"They've always known roughly where I am. Too much territory to search blind." I stand, work the stiffness from my joints. "But now they have specifics. They'll be back."
"With how many?"
"Enough to be sure they can take us." I start prepping gear—magazines, water, emergency supplies. "Which gives us maybe twelve hours. Twenty-four if we're lucky."
Sierra stands too, tests her injured shoulder with a grimace. The bandage shows fresh blood seepage. Not good, but not critical. Yet. Without antibiotics, infection is just a matter of time.
"So what's the plan?" she asks. "Run?"
"Running just delays the inevitable. They'll track us, wait for weather or terrain to give them an advantage, then hit us when we're vulnerable." I hand her an energy bar. "We need to change the dynamic."
"How?"
The plan's been forming in my head since I saw that figure on the ridge. Risky. Probably suicidal. But it's the only way to force Shepherd's hand.
"You cracked their communications pattern. You know how they talk, what protocols they use." I pull out the stolen sat phone from the dead drop. "We use that."
Understanding dawns in her eyes. "Plant false intel."
"Make them think we've identified Shepherd.
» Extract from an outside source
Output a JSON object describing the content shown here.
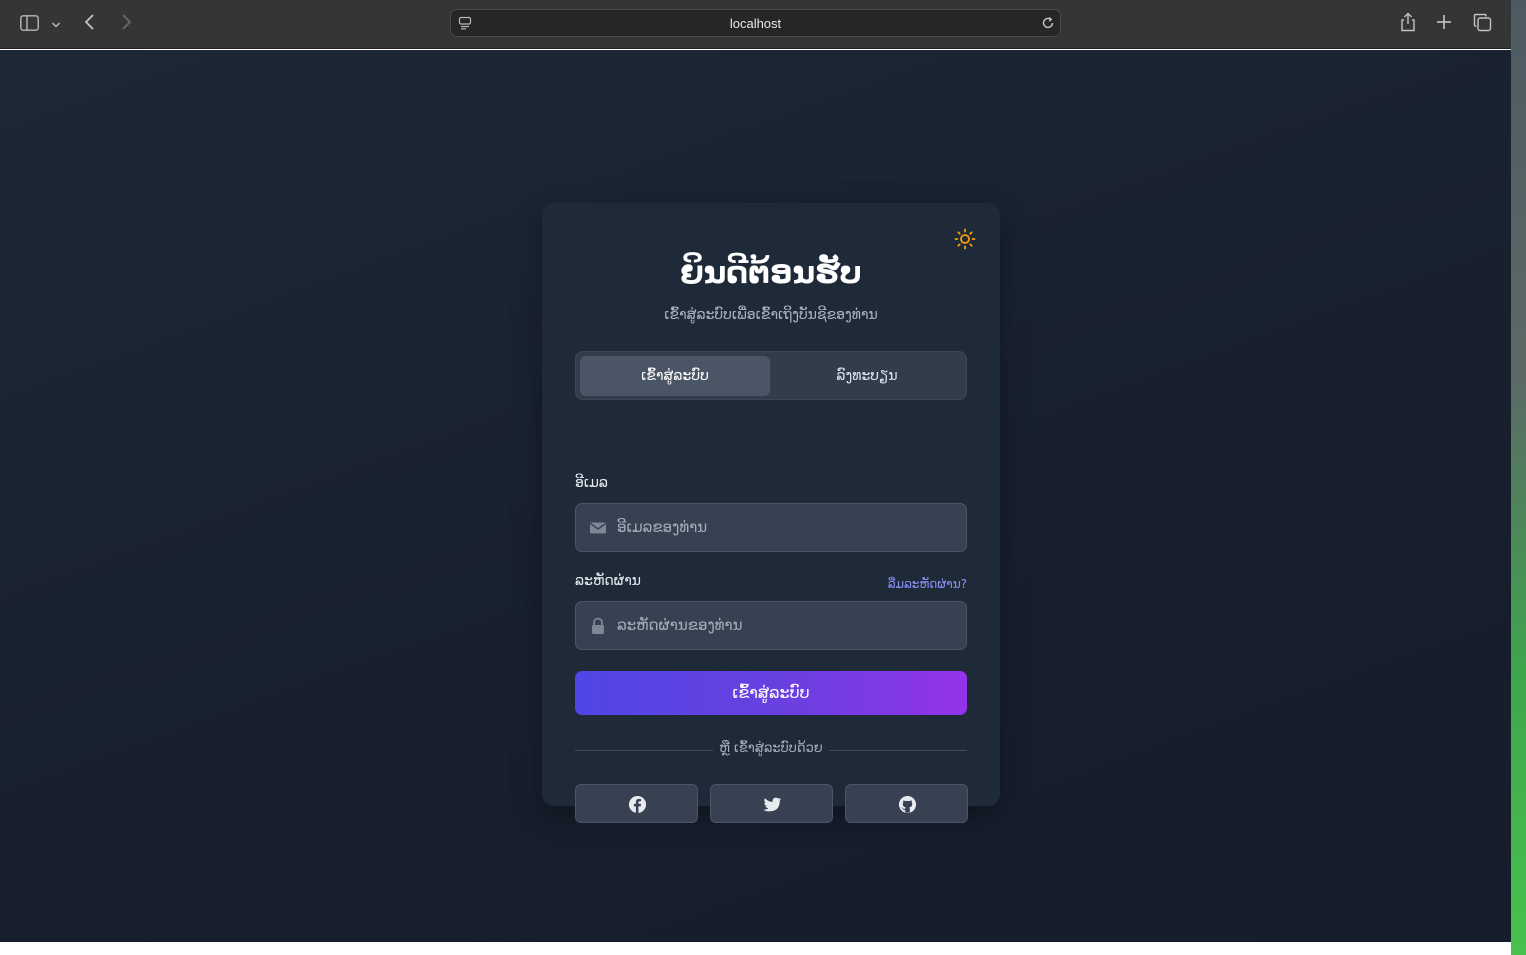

That we have proof, evidence, documentation. That we're preparing to transmit everything to federal authorities." I turn the sat phone over in my hands. "When they move to stop us, we'll be ready."
"That's a great way to get us both killed."
"Yeah." I meet her gaze. "But it's the only way to draw them out. Force them to commit before they're ready. Before they have overwhelming numbers."
Sierra's quiet for a long moment. Then she nods. "Okay. Let's do it."
We spend the morning preparing. Sierra works on the sat phone, cracking the encryption with tools on her laptop. I prep our defensive position—sight lines, fallback routes, fields of fire. It's not much. This shelter was designed for concealment, not combat. But it'll have to do.
Midday, Sierra takes a break. Sits beside me while I clean weapons, check ammunition counts. We're running low on everything. Food, water, ammo. Medical supplies. If this doesn't work, we won't last another week.
"Can I ask you something?" she says.
"Shoot."
"If we survive this—" She pauses, corrects herself. "When we survive this. What happens to you?"
The question hits harder than it should. I've been so focused on the next threat, the next day, the next hour, that I haven't let myself think past survival.
"I don't know," I admit.
"You can't stay dead forever." She watches me work, those sharp eyes seeing too much. "Bryn deserves to know you're alive. Even if it's complicated. Even if it's dangerous."
My hands still on the rifle. "What if she can't forgive me?"
"What if she can?" Sierra shifts closer, winces as her shoulder protests. "You won't know unless you try."
The words settle between us, heavy with truth I've been avoiding for eleven months. I left Bryn thinking I was dead. Let her grieve, let her search, let her blame herself for not finding me. All because I thought disappearing would keep her safe.
But maybe I was wrong. Maybe protecting her means something different than I thought.
"I'm scared," I say quietly. The admission costs me, but Sierra's earned the truth. "Not of dying. I've made peace with that. But of coming back. Of facing her. Of seeing the hurt I caused."
"She's stronger than you think." Sierra's hand finds mine, squeezes. "And she loves you. That doesn't just disappear because you made a hard choice."
I want to believe her. God, I want to believe that there's a way back from this. That I haven't burned every bridge, destroyed every connection. That someone like me—someone who's spent a year living like an animal in the woods—can rejoin the world.
For the first time since Joel and Tate died, I let myself imagine it. Not just surviving. Living. Having a future that extends beyond the next firefight.